We can use a sorting algorithm to solve this problem but the time complexity of `std::rotate` is linear in the distance of the original range, better than most standard sorting algorithms.

### std::remove

`std::remove` is one of the most confusing and commonly used algorithms in the library. It’s confusing because, despite its name, it doesn’t remove anything.

Every container has a different way of erasing elements, which depends on its underlying data-structure, but `std::remove` doesn’t have a way to reflect on the container it is operating on.

So what does it do? `std::remove` moves all the elements that should not be removed to the beginning of the range (while maintaining their relative order) and returns an iterator to the new logical end of the range.

When we use `std::remove`, we usually want to remove elements from a range, so it’s often called in conjunction with an erase member function.
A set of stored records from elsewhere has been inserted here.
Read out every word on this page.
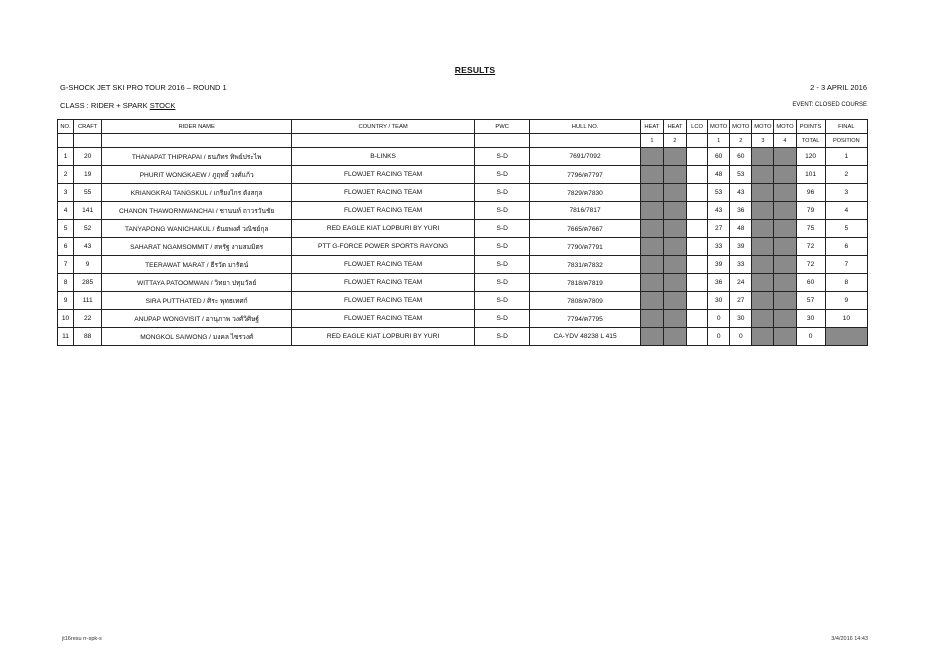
RESULTS
G-SHOCK JET SKI PRO TOUR 2016 – ROUND 1	2 - 3 APRIL 2016
CLASS : RIDER + SPARK STOCK	EVENT: CLOSED COURSE
NO.	CRAFT	RIDER NAME	COUNTRY / TEAM	PWC	HULL NO.	HEAT	HEAT	LCO	MOTO	MOTO	MOTO	MOTO	POINTS	FINAL
						1	2		1	2	3	4	TOTAL	POSITION
1	20	THANAPAT THIPRAPAI / ธนภัทร ทิพย์ประไพ	B-LINKS	S-D	7691/7092				60	60			120	1
2	19	PHURIT WONGKAEW / ภูฤทธิ์ วงศ์แก้ว	FLOWJET RACING TEAM	S-D	7796/ค7797				48	53			101	2
3	55	KRIANGKRAI TANGSKUL / เกรียงไกร ตังสกุล	FLOWJET RACING TEAM	S-D	7829/ค7830				53	43			96	3
4	141	CHANON THAWORNWANCHAI / ชานนท์ ถาวรวันชัย	FLOWJET RACING TEAM	S-D	7816/7817				43	36			79	4
5	52	TANYAPONG WANICHAKUL / ธันยพงศ์ วณิชย์กุล	RED EAGLE KIAT LOPBURI BY YURI	S-D	7665/ค7667				27	48			75	5
6	43	SAHARAT NGAMSOMMIT / สหรัฐ งามสมมิตร	PTT G-FORCE POWER SPORTS RAYONG	S-D	7790/ค7791				33	39			72	6
7	9	TEERAWAT MARAT / ธีรวัต มารัตน์	FLOWJET RACING TEAM	S-D	7831/ค7832				39	33			72	7
8	285	WITTAYA PATOOMWAN / วิทยา ปทุมวัลย์	FLOWJET RACING TEAM	S-D	7818/ค7819				36	24			60	8
9	111	SIRA PUTTHATED / ศิระ พุทธเทศก์	FLOWJET RACING TEAM	S-D	7808/ค7809				30	27			57	9
10	22	ANUPAP WONGVISIT / อานุภาพ วงศ์วิศิษฐ์	FLOWJET RACING TEAM	S-D	7794/ค7795				0	30			30	10
11	88	MONGKOL SAIWONG / มงคล ไซรวงศ์	RED EAGLE KIAT LOPBURI BY YURI	S-D	CA-YDV 48238 L 415				0	0			0	
jt16resu rr-spk-s	3/4/2016 14:43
Together, these two function calls make up the erase-remove idiom.

`std::remove` takes a pair of iterators and the value that should be removed. If you want to provide a predicate, you can use `std::remove_if`. Most containers provide an erase member function that takes a range, so if you are given an array of integers `[1, 7, 0, 3, 5, 9, 0, 3, 4]`, and you are asked to remove all the 0’s from it, you can use erase-remove:

``````void RemoveZeroesFromArray(vector<int>& arr) {
arr.erase(remove(begin(arr), end(arr), 0), end(arr));
}
``````

Combining STL algorithms through the use of iterators is what makes it so powerful. Once you get the hang of it you can come up with creative combinations to solve interesting problems, and I want to share an example of that. Suppose you are given an array of integers, and you need to write a function that moves all the 0s to the end of it while maintaining the relative order of the non-zero elements. As an added constraint, you need to do it in linear time and constant space.

One way to solve this problem using STL algorithms is:

``````void RemoveZeroesFromArray(vector<int>& arr) {
arr.erase(remove(begin(arr), end(arr), 0), end(arr));
}
``````

Since `std::remove` doesn’t delete any elements to maintain a linear time complexity, we can use it to move all the non-zero elements to the front of the array and combine it with `std::fill` to reset the remainder with 0s.